Now there might be rules of English syntax (?) such that from the construction of the two sentences, if you knew they were correctly formed English sentences, you might be able to tell that the first “followed” from the second, without knowing what they meant. But this could only be the case if the rules were such that 2 sentences related in that way were never used except with such meanings that the first meaning followed from the second: and you would have to know this in order to know that the first sentence “followed” from the second. And I suppose that by “a language system with a precisely determined logical structure” is meant simply a language which is such that any pair of sentences which express a pair of props. of which the first follows from the second are structurally related in a way in which no other pairs of sentences are. If this be the meaning, then Hempel’s statement becomes a tautology, in so far as it states that in any such language there will be syntactical criteria for “following” between sentences. Certain relations of structure between sentences will be such that in the case of every pair which exhibits them the prop. conveyed by the first will entail that conveyed by the second; and also whenever the prop. conveyed by one sentence entails that conveyed by another the 2 sentences will exhibit these relations of structure.

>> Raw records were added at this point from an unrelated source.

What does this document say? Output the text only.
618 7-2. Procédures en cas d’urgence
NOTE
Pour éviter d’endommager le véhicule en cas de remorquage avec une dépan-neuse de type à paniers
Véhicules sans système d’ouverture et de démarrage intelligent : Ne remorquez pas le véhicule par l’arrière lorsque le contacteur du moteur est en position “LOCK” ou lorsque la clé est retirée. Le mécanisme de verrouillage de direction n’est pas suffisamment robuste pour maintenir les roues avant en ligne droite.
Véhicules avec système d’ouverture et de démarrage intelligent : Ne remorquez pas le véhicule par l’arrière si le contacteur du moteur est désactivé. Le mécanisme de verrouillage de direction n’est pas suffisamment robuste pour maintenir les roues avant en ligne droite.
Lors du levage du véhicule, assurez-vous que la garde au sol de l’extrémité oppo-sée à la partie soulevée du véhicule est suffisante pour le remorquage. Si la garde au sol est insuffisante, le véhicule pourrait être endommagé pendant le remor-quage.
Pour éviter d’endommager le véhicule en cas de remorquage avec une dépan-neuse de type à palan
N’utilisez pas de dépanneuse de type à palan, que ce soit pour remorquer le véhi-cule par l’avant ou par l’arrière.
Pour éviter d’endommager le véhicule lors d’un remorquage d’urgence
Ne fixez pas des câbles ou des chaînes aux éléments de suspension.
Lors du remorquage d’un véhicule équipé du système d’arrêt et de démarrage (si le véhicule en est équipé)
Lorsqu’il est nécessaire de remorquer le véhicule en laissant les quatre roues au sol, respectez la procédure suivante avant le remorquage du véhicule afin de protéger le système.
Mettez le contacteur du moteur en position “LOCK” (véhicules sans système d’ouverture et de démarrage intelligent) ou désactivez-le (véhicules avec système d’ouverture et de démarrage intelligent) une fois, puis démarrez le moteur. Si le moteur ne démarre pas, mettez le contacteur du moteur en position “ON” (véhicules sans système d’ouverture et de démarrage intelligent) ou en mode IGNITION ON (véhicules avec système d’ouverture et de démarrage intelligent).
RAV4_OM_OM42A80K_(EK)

They will be “criteria” in the sense in which if men were the only featherless bipeds & there are no feathered men, being a featherless biped would be a “criterion” of being a man. But it wouldn’t be true that why sentences with that relation “entailed” one another, was because they were of that structure; any more than it would be true that why a person was a man was because he was a featherless biped.

What Carnap, Hempel, etc. imagine, I am afraid, is that there might be a language having rules (rules of transformation?) such that from the structure of 2 sentences, & S₂, it would follow that the prop. expressed by S₂ followed from that expressed by S₂, & that there were syntactical c...